それから、1時間後―――…


「うっ…うっ…」

私は、久世玲人の腕の中でぐすぐすと泣いていた。


「悪かったって菜都。だからもう泣きやめ、な?」

「なっちゃんごめん!でも俺、見てないからさ!」

何度も頭を撫でて宥めてくる久世玲人の横で、健司もオロオロしている。


「ふえっ…だって…だってっ……」

うえぇんと泣き続ける私に、2人は困り果てていた。



あのあと、放心状態から目覚めた私は、許容範囲を超えすぎた行為をいろいろと思い出し、一気に感情が溢れ出た。


いっぱいキスされて、いっぱい触られて。

びっくりして。

恥ずかしすぎて。

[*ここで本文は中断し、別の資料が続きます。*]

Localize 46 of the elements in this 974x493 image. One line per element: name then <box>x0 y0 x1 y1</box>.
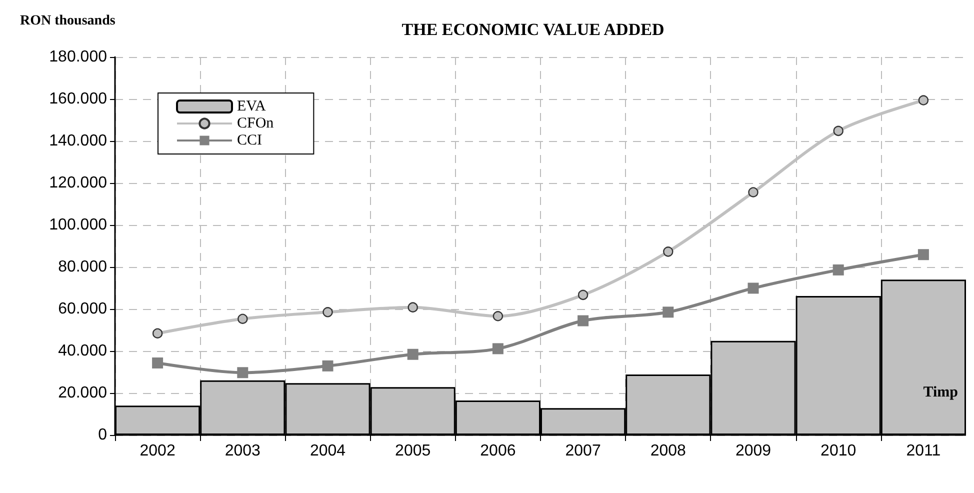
y-axis-title: RON thousands <box>20 14 116 28</box>
point <box>578 290 588 300</box>
y-tick-label: 140.000 <box>49 132 108 150</box>
point <box>918 95 929 106</box>
x-tick-label: 2004 <box>310 442 346 460</box>
x-tick-label: 2002 <box>140 442 176 460</box>
point <box>322 360 334 372</box>
point <box>152 328 163 338</box>
legend-label: EVA <box>237 98 266 114</box>
y-tick-label: 60.000 <box>58 300 108 318</box>
point <box>322 307 333 318</box>
y-tick-label: 20.000 <box>58 384 108 402</box>
legend-label: CCI <box>237 132 262 148</box>
point <box>578 315 589 326</box>
y-tick-label: 0 <box>98 426 108 444</box>
point <box>662 306 674 318</box>
x-tick-label: 2010 <box>820 442 856 460</box>
x-tick-label: 2003 <box>224 442 261 460</box>
x-tick-label: 2011 <box>906 442 941 460</box>
point <box>237 367 248 378</box>
y-tick-label: 80.000 <box>58 258 108 276</box>
legend-label: CFOn <box>237 116 274 132</box>
chart-title: THE ECONOMIC VALUE ADDED <box>402 20 664 39</box>
x-tick-label: 2006 <box>480 442 516 460</box>
point <box>918 249 929 260</box>
point <box>748 282 759 294</box>
x-tick-label: 2005 <box>395 442 431 460</box>
point <box>748 187 758 198</box>
x-tick-label: 2008 <box>650 442 686 460</box>
point <box>492 311 504 322</box>
point <box>238 314 248 324</box>
point <box>408 302 418 312</box>
point <box>663 246 674 257</box>
y-tick-label: 180.000 <box>49 48 108 66</box>
x-tick-label: 2009 <box>735 442 772 460</box>
point <box>152 357 164 368</box>
y-tick-label: 40.000 <box>58 342 108 360</box>
y-tick-label: 100.000 <box>49 216 108 234</box>
x-axis-title: Timp <box>923 384 958 400</box>
point <box>407 348 418 360</box>
point <box>832 264 844 276</box>
point <box>833 126 844 136</box>
y-tick-label: 160.000 <box>49 90 108 108</box>
point <box>492 343 504 354</box>
x-tick-label: 2007 <box>565 442 601 460</box>
y-tick-label: 120.000 <box>49 174 108 192</box>
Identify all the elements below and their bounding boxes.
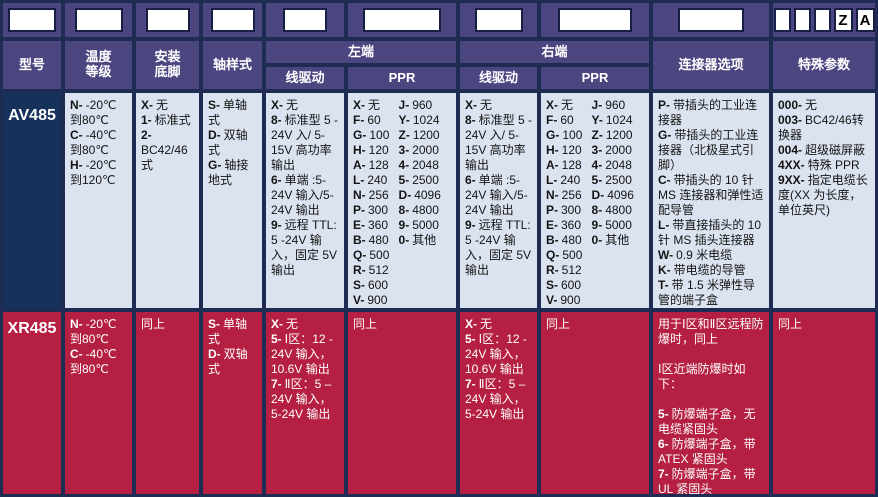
spacer <box>658 347 765 362</box>
cell-av485-mounting: X- 无 1- 标准式 2-BC42/46式 <box>136 93 199 308</box>
code-box-special-2[interactable] <box>793 8 811 32</box>
code-box-left-ppr[interactable] <box>363 8 441 32</box>
cell-xr485-left-line-driver: X- 无 5- Ⅰ区：12 - 24V 输入，10.6V 输出 7- Ⅱ区：5 – 24V… <box>266 312 344 494</box>
code-box-shaft[interactable] <box>210 8 255 32</box>
cell-av485-model: AV485 <box>3 93 61 308</box>
cell-av485-left-line-driver: X- 无 8- 标准型 5 - 24V 入/ 5-15V 高功率输出 6- 单端 :5-2… <box>266 93 344 308</box>
cell-xr485-left-ppr: 同上 <box>348 312 456 494</box>
cell-av485-right-ppr: X- 无 F- 60 G- 100 H- 120 A- 128 L- 240 N- 256 P- 300 E- 3… <box>541 93 649 308</box>
xr485-connector-intro-remote: 用于Ⅰ区和Ⅱ区远程防爆时，同上 <box>658 317 764 346</box>
ppr-column-1: X- 无 F- 60 G- 100 H- 120 A- 128 L- 240 N- 256 P- 300 E- 3… <box>546 98 583 307</box>
code-cell-special: Z A <box>773 3 875 37</box>
code-cell-left-ppr <box>348 3 456 37</box>
header-right-line-driver: 线驱动 <box>460 67 537 89</box>
header-left-ppr: PPR <box>348 67 456 89</box>
header-connector-options: 连接器选项 <box>653 41 769 89</box>
table-grid: Z A 型号 温度等级 安装底脚 轴样式 左端 右端 连接器选项 特殊参数 线驱… <box>3 3 875 494</box>
code-box-connector[interactable] <box>678 8 744 32</box>
header-mounting: 安装底脚 <box>136 41 199 89</box>
cell-xr485-temp: N- -20℃到80℃ C- -40℃到80℃ <box>65 312 132 494</box>
cell-xr485-special: 同上 <box>773 312 875 494</box>
cell-av485-temp: N- -20℃到80℃ C- -40℃到80℃ H- -20℃到120℃ <box>65 93 132 308</box>
header-special-params: 特殊参数 <box>773 41 875 89</box>
cell-xr485-connector: 用于Ⅰ区和Ⅱ区远程防爆时，同上 Ⅰ区近端防爆时如下： 5- 防爆端子盒，无电缆紧固… <box>653 312 769 494</box>
cell-xr485-right-line-driver: X- 无 5- Ⅰ区：12 - 24V 输入，10.6V 输出 7- Ⅱ区：5 – 24V… <box>460 312 537 494</box>
header-shaft-style: 轴样式 <box>203 41 262 89</box>
code-cell-right-ppr <box>541 3 649 37</box>
cell-av485-right-line-driver: X- 无 8- 标准型 5 - 24V 入/ 5-15V 高功率输出 6- 单端 :5-2… <box>460 93 537 308</box>
cell-av485-shaft: S- 单轴式 D- 双轴式 G- 轴接地式 <box>203 93 262 308</box>
cell-av485-connector: P- 带插头的工业连接器 G- 带插头的工业连接器（北极星式引脚） C- 带插头的 10 … <box>653 93 769 308</box>
suffix-box-a: A <box>855 8 875 32</box>
spacer <box>658 392 765 407</box>
code-box-right-driver[interactable] <box>474 8 523 32</box>
header-temp-grade: 温度等级 <box>65 41 132 89</box>
code-box-temp[interactable] <box>74 8 123 32</box>
cell-xr485-right-ppr: 同上 <box>541 312 649 494</box>
ppr-column-1: X- 无 F- 60 G- 100 H- 120 A- 128 L- 240 N- 256 P- 300 E- 3… <box>353 98 390 307</box>
code-cell-model <box>3 3 61 37</box>
header-right-end: 右端 <box>460 41 649 63</box>
cell-xr485-model: XR485 <box>3 312 61 494</box>
ppr-column-2: J- 960 Y- 1024 Z- 1200 3- 2000 4- 2048 5- 2500 D- 409… <box>591 98 634 247</box>
header-right-ppr: PPR <box>541 67 649 89</box>
code-box-special-3[interactable] <box>813 8 831 32</box>
code-cell-temp <box>65 3 132 37</box>
code-cell-left-driver <box>266 3 344 37</box>
code-box-right-ppr[interactable] <box>558 8 632 32</box>
ppr-column-2: J- 960 Y- 1024 Z- 1200 3- 2000 4- 2048 5- 2500 D- 409… <box>398 98 441 247</box>
code-cell-right-driver <box>460 3 537 37</box>
header-left-end: 左端 <box>266 41 456 63</box>
header-model: 型号 <box>3 41 61 89</box>
code-box-mounting[interactable] <box>145 8 190 32</box>
cell-av485-special: 000- 无 003- BC42/46转换器 004- 超级磁屏蔽 4XX- 特殊 PPR 9X… <box>773 93 875 308</box>
code-box-special-1[interactable] <box>773 8 791 32</box>
code-cell-shaft <box>203 3 262 37</box>
code-cell-connector <box>653 3 769 37</box>
code-box-model[interactable] <box>8 8 56 32</box>
cell-xr485-shaft: S- 单轴式 D- 双轴式 <box>203 312 262 494</box>
xr485-connector-items: 5- 防爆端子盒，无电缆紧固头 6- 防爆端子盒，带 ATEX 紧固头 7- 防爆端子盒，… <box>658 407 756 494</box>
xr485-connector-intro-near: Ⅰ区近端防爆时如下： <box>658 362 746 391</box>
cell-av485-left-ppr: X- 无 F- 60 G- 100 H- 120 A- 128 L- 240 N- 256 P- 300 E- 3… <box>348 93 456 308</box>
cell-xr485-mounting: 同上 <box>136 312 199 494</box>
header-left-line-driver: 线驱动 <box>266 67 344 89</box>
code-box-left-driver[interactable] <box>283 8 327 32</box>
code-cell-mounting <box>136 3 199 37</box>
suffix-box-z: Z <box>833 8 853 32</box>
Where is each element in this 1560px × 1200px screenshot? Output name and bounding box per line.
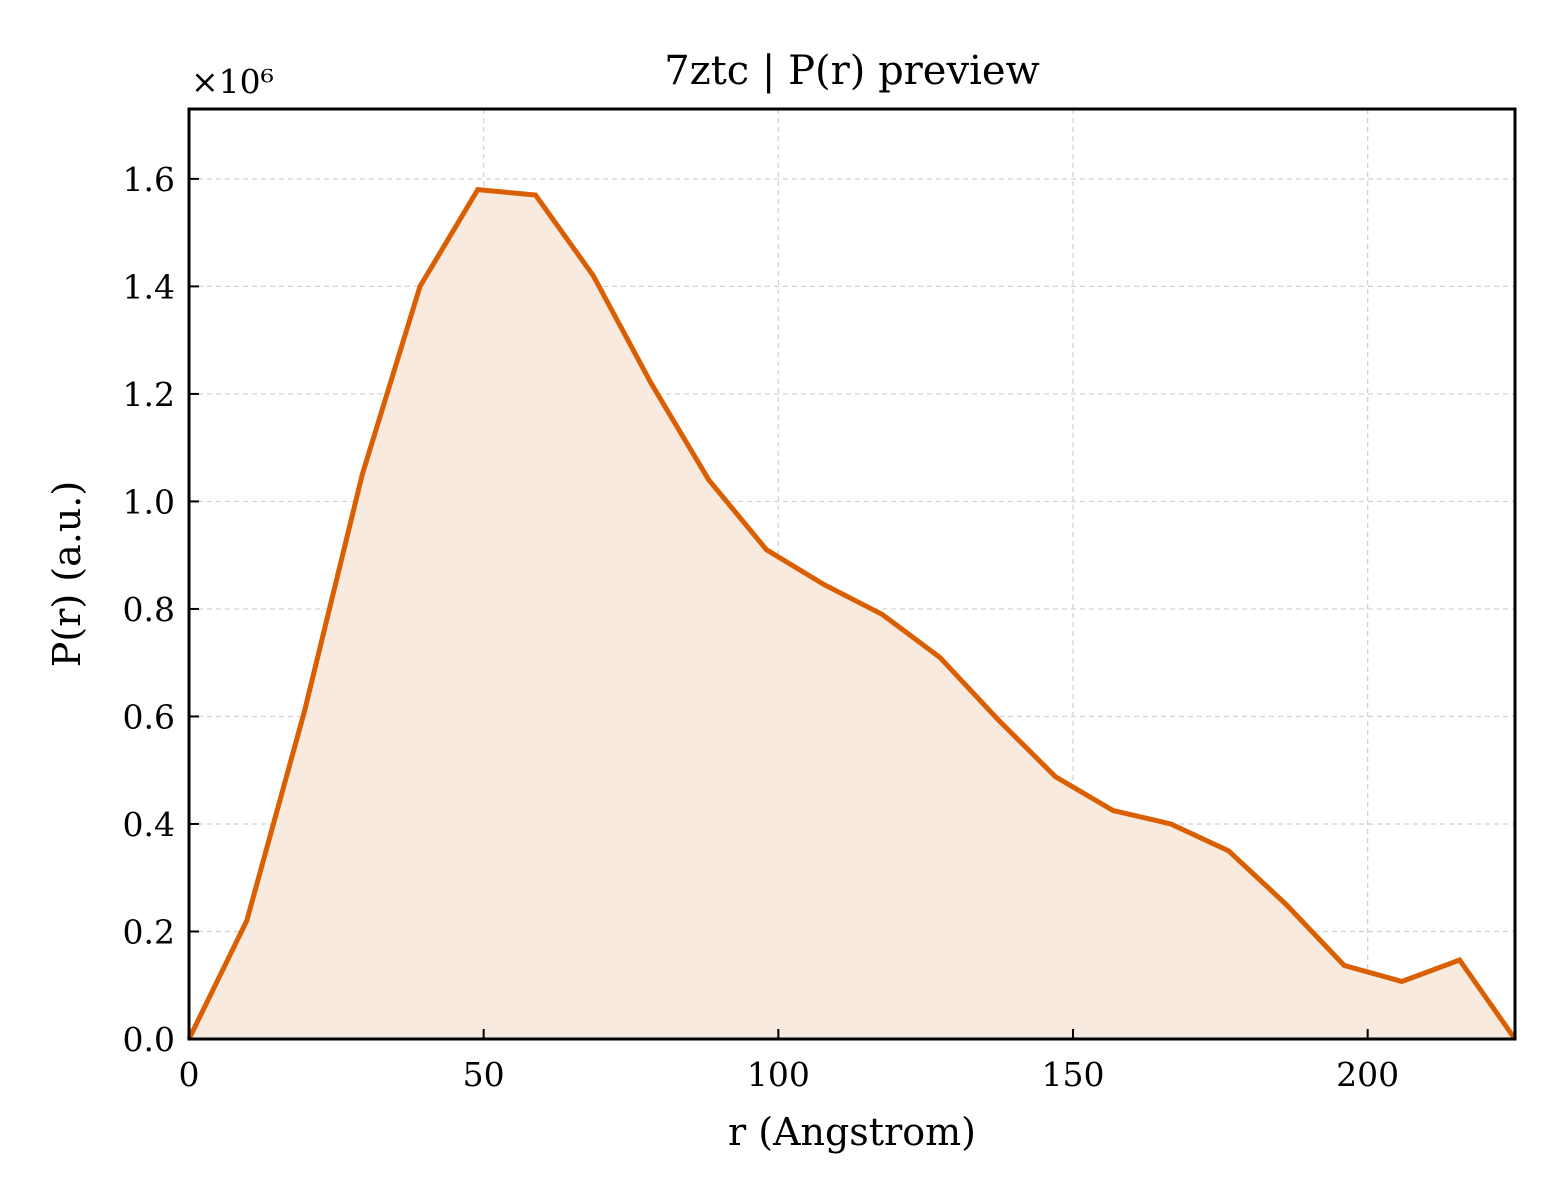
y-tick-label: 1.4	[123, 267, 175, 306]
y-multiplier-label: ×10⁶	[191, 62, 274, 101]
y-tick-label: 1.6	[123, 160, 175, 199]
plot-area	[186, 187, 1518, 1041]
series-area-fill	[189, 189, 1515, 1039]
axes-frame	[187, 107, 1517, 1041]
y-axis-label: P(r) (a.u.)	[45, 481, 89, 667]
chart-title: 7ztc | P(r) preview	[664, 48, 1040, 94]
x-axis-label: r (Angstrom)	[728, 1110, 976, 1154]
y-tick-label: 0.0	[123, 1020, 175, 1059]
y-tick-label: 0.6	[123, 697, 175, 736]
y-tick-label: 0.4	[123, 805, 175, 844]
x-tick-label: 200	[1336, 1055, 1399, 1094]
ticks: 0 50 100 150 200 0.0 0.2 0.4 0.6 0.8 1.0 1.2 1.4 1.6	[123, 160, 1400, 1094]
x-tick-label: 150	[1042, 1055, 1105, 1094]
y-tick-label: 0.8	[123, 590, 175, 629]
y-tick-label: 0.2	[123, 912, 175, 951]
series-line	[186, 187, 1518, 1041]
x-tick-label: 50	[463, 1055, 505, 1094]
x-tick-label: 100	[747, 1055, 810, 1094]
y-tick-label: 1.2	[123, 375, 175, 414]
y-tick-label: 1.0	[123, 482, 175, 521]
x-tick-label: 0	[179, 1055, 200, 1094]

恐くて。

好きだけど、どうすればいいか分からないし。

下着も丸出しで、思いっきり見られたし。


いろんな感情が溢れて、泣く、という手段しかなかった。


「ふぇっ…」

「玲人!なっちゃんにどこまでヤッたんだよっ!!こんなに泣かせて!!」

「まだヤッてねえ!!」

「なっちゃんが鈍感で疎いの知ってただろっ!強引に進めたお前が悪い!!」

「何でだよっ!!そもそもお前が途中で入ってきたから菜都が驚いたんだろっ!!」

「なっちゃん来てるって知らねーし!!じゃあドアに『ヤッてます』って張り紙しとけよっ!!」

「はあぁっ!?お前頭おかしいんじゃねえのっ!?」


少々論点が違う二人のケンカにもまた泣けてくる。


「うっ…やっ、めて、よっ…」とぐすぐす泣きながら言うと、「菜都、悪い!」「なっちゃんごめん!」と、2人はまたおろおろと謝ってきた。



「健司、マジで帰れ」

「おーコワ。なっちゃん、玲人じゃなくて僕の胸においで」

「てめっっ!!菜都に触んじゃねえよっ!!」

「そんなに怒るなよ!!ちょっと触れただけだろうがっ!!」


「ふえぇっ…」


またすぐギャーギャーと再開された2人に、涙は止まるはずもなく。


結局、泣き止むまで2人の激しい口喧嘩は続いたのだった。